At last I've hit upon a thought——
Sure this will do—— 'tis good for nought——
This line I peevishly erase,
And choose another in its place;
Again I try, again commence,
But cannot well express the sense;
The line's too short to hold my meaning:
I'm cramp'd, and cannot bring the Dean in.

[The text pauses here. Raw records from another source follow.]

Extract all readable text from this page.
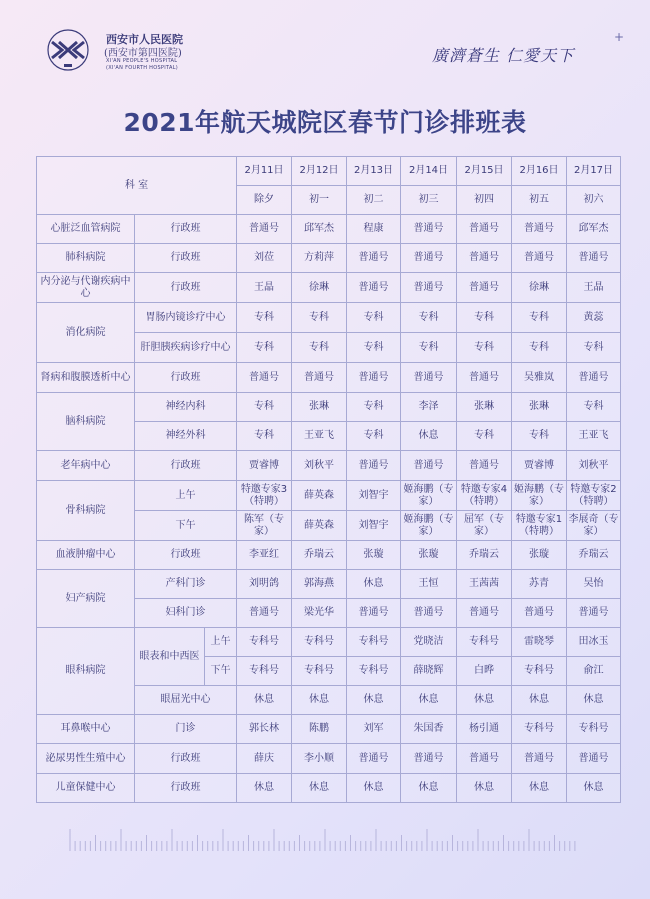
西安市人民医院
(西安市第四医院)
XI'AN PEOPLE'S HOSPITAL
(XI'AN FOURTH HOSPITAL)
廣濟蒼生 仁愛天下
+
2021年航天城院区春节门诊排班表
科 室			2月11日	2月12日	2月13日	2月14日	2月15日	2月16日	2月17日
			除夕	初一	初二	初三	初四	初五	初六
心脏泛血管病院	行政班		普通号	邱军杰	程康	普通号	普通号	普通号	邱军杰
肺科病院	行政班		刘莅	方莉萍	普通号	普通号	普通号	普通号	普通号
内分泌与代谢疾病中心	行政班		王晶	徐琳	普通号	普通号	普通号	徐琳	王晶
消化病院	胃肠内镜诊疗中心		专科	专科	专科	专科	专科	专科	黄蕊
	肝胆胰疾病诊疗中心		专科	专科	专科	专科	专科	专科	专科
肾病和腹膜透析中心	行政班		普通号	普通号	普通号	普通号	普通号	吴雅岚	普通号
脑科病院	神经内科		专科	张琳	专科	李泽	张琳	张琳	专科
	神经外科		专科	王亚飞	专科	休息	专科	专科	王亚飞
老年病中心	行政班		贾睿博	刘秋平	普通号	普通号	普通号	贾睿博	刘秋平
骨科病院	上午		特邀专家3（特聘）	薛英森	刘智宇	姬海鹏（专家）	特邀专家4（特聘）	姬海鹏（专家）	特邀专家2（特聘）
	下午		陈军（专家）	薛英森	刘智宇	姬海鹏（专家）	屈军（专家）	特邀专家1（特聘）	李展奇（专家）
血液肿瘤中心	行政班		李亚红	乔瑞云	张璇	张璇	乔瑞云	张璇	乔瑞云
妇产病院	产科门诊		刘明鸽	郭海燕	休息	王恒	王茜茜	苏青	吴怡
	妇科门诊		普通号	梁光华	普通号	普通号	普通号	普通号	普通号
眼科病院	眼表和中西医	上午	专科号	专科号	专科号	党晓洁	专科号	雷晓琴	田冰玉
		下午	专科号	专科号	专科号	薛晓辉	白晔	专科号	俞江
	眼屈光中心		休息	休息	休息	休息	休息	休息	休息
耳鼻喉中心	门诊		郭长林	陈鹏	刘军	朱国香	杨引通	专科号	专科号
泌尿男性生殖中心	行政班		薛庆	李小顺	普通号	普通号	普通号	普通号	普通号
儿童保健中心	行政班		休息	休息	休息	休息	休息	休息	休息
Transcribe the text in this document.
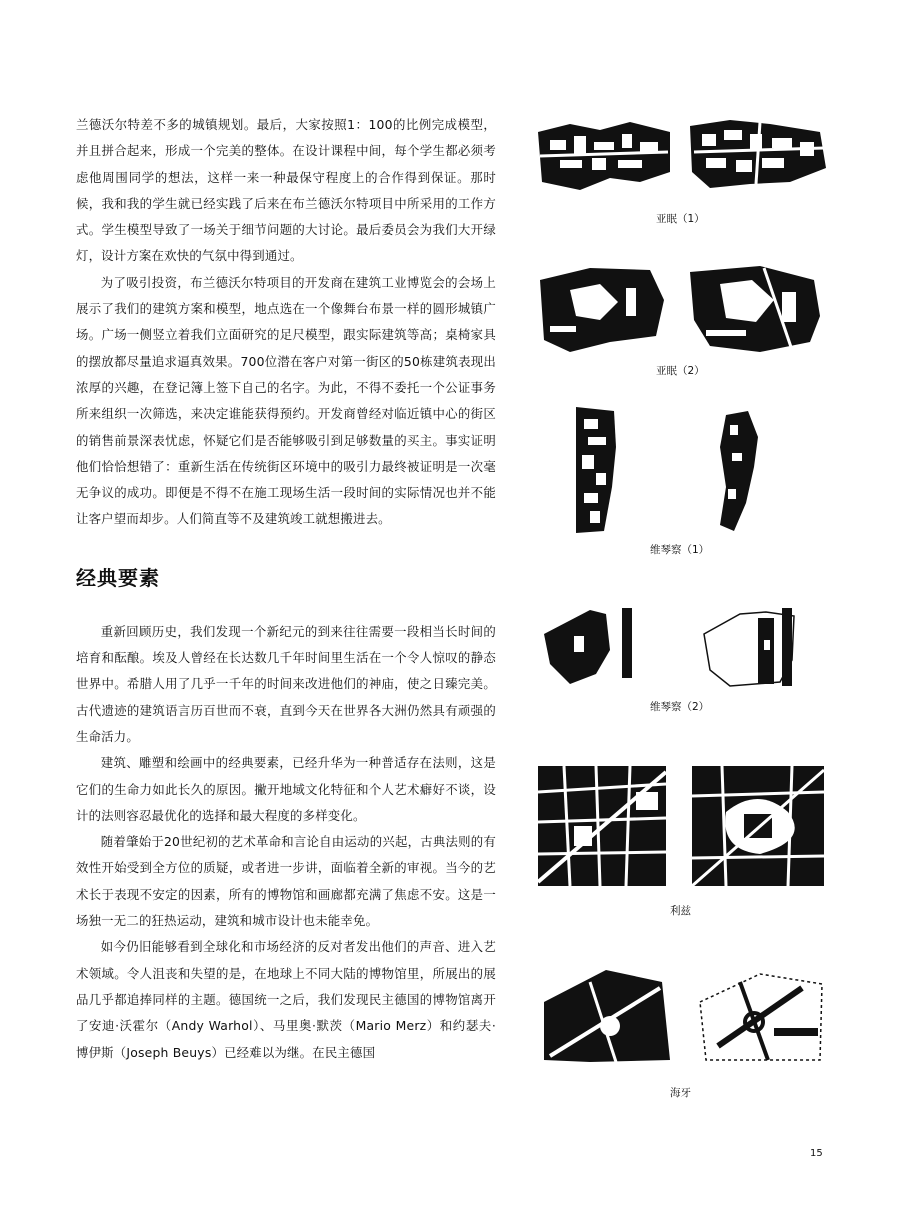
兰德沃尔特差不多的城镇规划。最后，大家按照1：100的比例完成模型，并且拼合起来，形成一个完美的整体。在设计课程中间，每个学生都必须考虑他周围同学的想法，这样一来一种最保守程度上的合作得到保证。那时候，我和我的学生就已经实践了后来在布兰德沃尔特项目中所采用的工作方式。学生模型导致了一场关于细节问题的大讨论。最后委员会为我们大开绿灯，设计方案在欢快的气氛中得到通过。

为了吸引投资，布兰德沃尔特项目的开发商在建筑工业博览会的会场上展示了我们的建筑方案和模型，地点选在一个像舞台布景一样的圆形城镇广场。广场一侧竖立着我们立面研究的足尺模型，跟实际建筑等高；桌椅家具的摆放都尽量追求逼真效果。700位潜在客户对第一街区的50栋建筑表现出浓厚的兴趣，在登记簿上签下自己的名字。为此，不得不委托一个公证事务所来组织一次筛选，来决定谁能获得预约。开发商曾经对临近镇中心的街区的销售前景深表忧虑，怀疑它们是否能够吸引到足够数量的买主。事实证明他们恰恰想错了：重新生活在传统街区环境中的吸引力最终被证明是一次毫无争议的成功。即便是不得不在施工现场生活一段时间的实际情况也并不能让客户望而却步。人们简直等不及建筑竣工就想搬进去。

经典要素

重新回顾历史，我们发现一个新纪元的到来往往需要一段相当长时间的培育和酝酿。埃及人曾经在长达数几千年时间里生活在一个令人惊叹的静态世界中。希腊人用了几乎一千年的时间来改进他们的神庙，使之日臻完美。古代遗迹的建筑语言历百世而不衰，直到今天在世界各大洲仍然具有顽强的生命活力。

建筑、雕塑和绘画中的经典要素，已经升华为一种普适存在法则，这是它们的生命力如此长久的原因。撇开地域文化特征和个人艺术癖好不谈，设计的法则容忍最优化的选择和最大程度的多样变化。

随着肇始于20世纪初的艺术革命和言论自由运动的兴起，古典法则的有效性开始受到全方位的质疑，或者进一步讲，面临着全新的审视。当今的艺术长于表现不安定的因素，所有的博物馆和画廊都充满了焦虑不安。这是一场独一无二的狂热运动，建筑和城市设计也未能幸免。

如今仍旧能够看到全球化和市场经济的反对者发出他们的声音、进入艺术领域。令人沮丧和失望的是，在地球上不同大陆的博物馆里，所展出的展品几乎都追捧同样的主题。德国统一之后，我们发现民主德国的博物馆离开了安迪·沃霍尔（Andy Warhol）、马里奥·默茨（Mario Merz）和约瑟夫·博伊斯（Joseph Beuys）已经难以为继。在民主德国

亚眠（1）
亚眠（2）
维琴察（1）
维琴察（2）
利兹
海牙
15
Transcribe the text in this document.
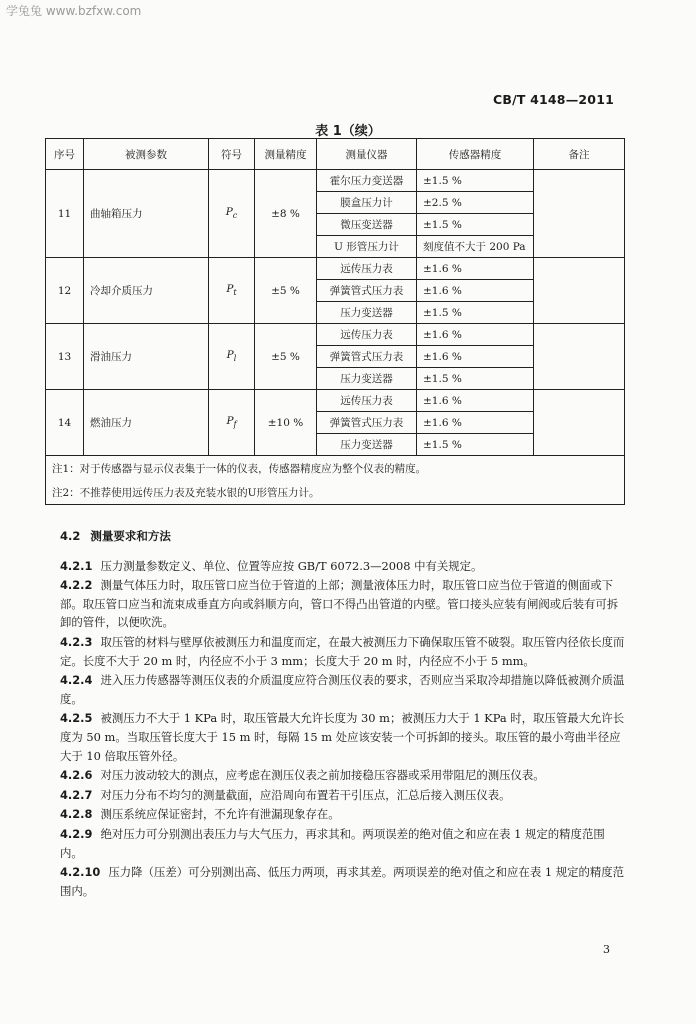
学兔兔 www.bzfxw.com
CB/T 4148—2011
表 1（续）
序号	被测参数	符号	测量精度	测量仪器	传感器精度	备注
11	曲轴箱压力	$P_c$	±8 %	霍尔压力变送器	±1.5 %	
				膜盒压力计	±2.5 %	
				微压变送器	±1.5 %	
				U 形管压力计	刻度值不大于 200 Pa	
12	冷却介质压力	$P_t$	±5 %	远传压力表	±1.6 %	
				弹簧管式压力表	±1.6 %	
				压力变送器	±1.5 %	
13	滑油压力	$P_l$	±5 %	远传压力表	±1.6 %	
				弹簧管式压力表	±1.6 %	
				压力变送器	±1.5 %	
14	燃油压力	$P_f$	±10 %	远传压力表	±1.6 %	
				弹簧管式压力表	±1.6 %	
				压力变送器	±1.5 %	
注1：对于传感器与显示仪表集于一体的仪表，传感器精度应为整个仪表的精度。						
注2：不推荐使用远传压力表及充装水银的U形管压力计。						
4.2 测量要求和方法

4.2.1 压力测量参数定义、单位、位置等应按 GB/T 6072.3—2008 中有关规定。

4.2.2 测量气体压力时，取压管口应当位于管道的上部；测量液体压力时，取压管口应当位于管道的侧面或下部。取压管口应当和流束成垂直方向或斜顺方向，管口不得凸出管道的内壁。管口接头应装有闸阀或后装有可拆卸的管件，以便吹洗。

4.2.3 取压管的材料与壁厚依被测压力和温度而定，在最大被测压力下确保取压管不破裂。取压管内径依长度而定。长度不大于 20 m 时，内径应不小于 3 mm；长度大于 20 m 时，内径应不小于 5 mm。

4.2.4 进入压力传感器等测压仪表的介质温度应符合测压仪表的要求，否则应当采取冷却措施以降低被测介质温度。

4.2.5 被测压力不大于 1 KPa 时，取压管最大允许长度为 30 m；被测压力大于 1 KPa 时，取压管最大允许长度为 50 m。当取压管长度大于 15 m 时，每隔 15 m 处应该安装一个可拆卸的接头。取压管的最小弯曲半径应大于 10 倍取压管外径。

4.2.6 对压力波动较大的测点，应考虑在测压仪表之前加接稳压容器或采用带阻尼的测压仪表。

4.2.7 对压力分布不均匀的测量截面，应沿周向布置若干引压点，汇总后接入测压仪表。

4.2.8 测压系统应保证密封，不允许有泄漏现象存在。

4.2.9 绝对压力可分别测出表压力与大气压力，再求其和。两项误差的绝对值之和应在表 1 规定的精度范围内。

4.2.10 压力降（压差）可分别测出高、低压力两项，再求其差。两项误差的绝对值之和应在表 1 规定的精度范围内。

3
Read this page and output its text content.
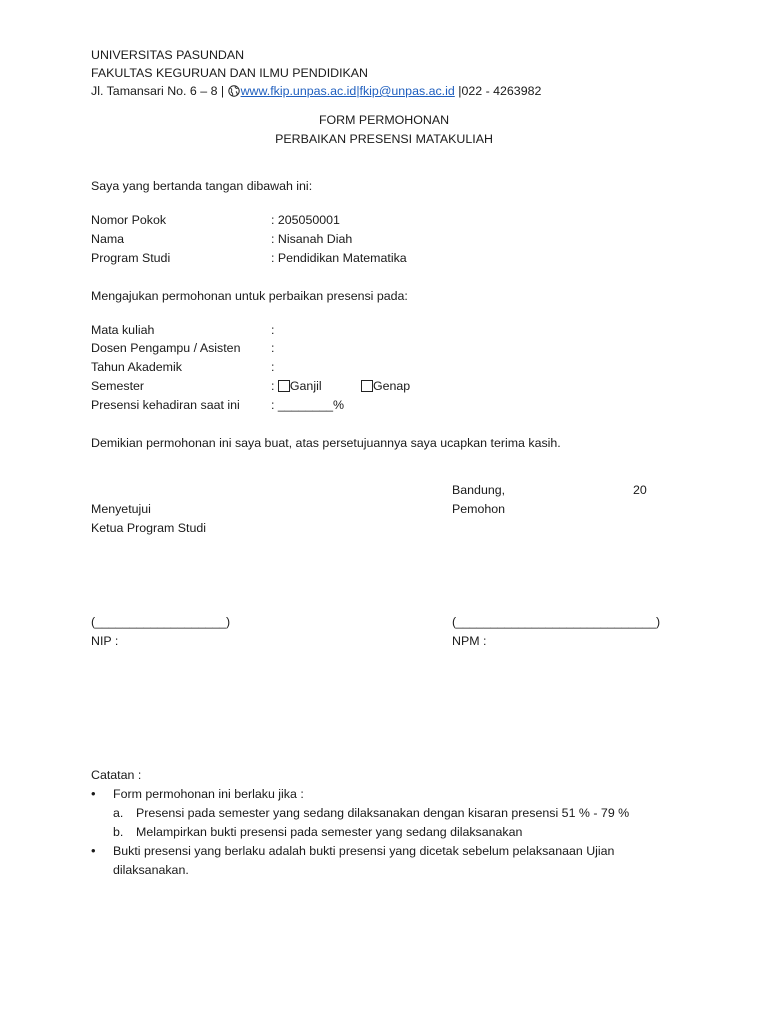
UNIVERSITAS PASUNDAN
FAKULTAS KEGURUAN DAN ILMU PENDIDIKAN
Jl. Tamansari No. 6 – 8 | www.fkip.unpas.ac.id|fkip@unpas.ac.id |022 - 4263982
FORM PERMOHONAN
PERBAIKAN PRESENSI MATAKULIAH
Saya yang bertanda tangan dibawah ini:
Nomor Pokok	: 205050001
Nama	: Nisanah Diah
Program Studi	: Pendidikan Matematika
Mengajukan permohonan untuk perbaikan presensi pada:
Mata kuliah	:
Dosen Pengampu / Asisten :
Tahun Akademik	:
Semester	: Ganjil	Genap
Presensi kehadiran saat ini	: ________%
Demikian permohonan ini saya buat, atas persetujuannya saya ucapkan terima kasih.
Bandung,	20
Menyetujui	Pemohon
Ketua Program Studi
(___________________)	(_____________________________)
NIP :	NPM :
Catatan :
• Form permohonan ini berlaku jika :
a. Presensi pada semester yang sedang dilaksanakan dengan kisaran presensi 51 % - 79 %
b. Melampirkan bukti presensi pada semester yang sedang dilaksanakan
• Bukti presensi yang berlaku adalah bukti presensi yang dicetak sebelum pelaksanaan Ujian
dilaksanakan.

O for a rhyme to glorious birth!
I've hit upon't——The rhyme is earth——
But how to bring it in, or fit it,
I know not, so I'm forced to quit it.
Again I try—I'll sing the man—
Ay do, says Phoebus, if you can;
I wish with all my heart you would not;
Were Horace now alive he could not:
And will you venture to pursue,
What none alive or dead could do?
Pray see, did ever Pope or Gay
Presume to write on his birth-day;
Though both were fav'rite bards of mine,
The task they wisely both decline.
With grief I felt his admonition,
And much lamented my condition:
Because I could not be content
Without some grateful compliment,
If not the poet, sure the friend
Must something on your birth-day send.
I scratch'd, and rubb'd my head once more:
"Let every patriot him adore."
Alack-a-day, there's nothing in't—
Such stuff will never do in print.
Pray, reader, ponder well the sequel;
I hope this epigram will take well.
In others, life is deem'd a vapour,
In Swift it is a lasting taper,
Whose blaze continually refines,
The more it burns the more it shines.
I read this epigram again,
'Tis much too flat to fit the Dean.
Then down I lay some scheme to dream on
Assisted by some friendly demon.
I slept, and dream'd that I should meet
A birth-day poem in the street;
So, after all my care and rout,
You see, dear Dean, my dream is out.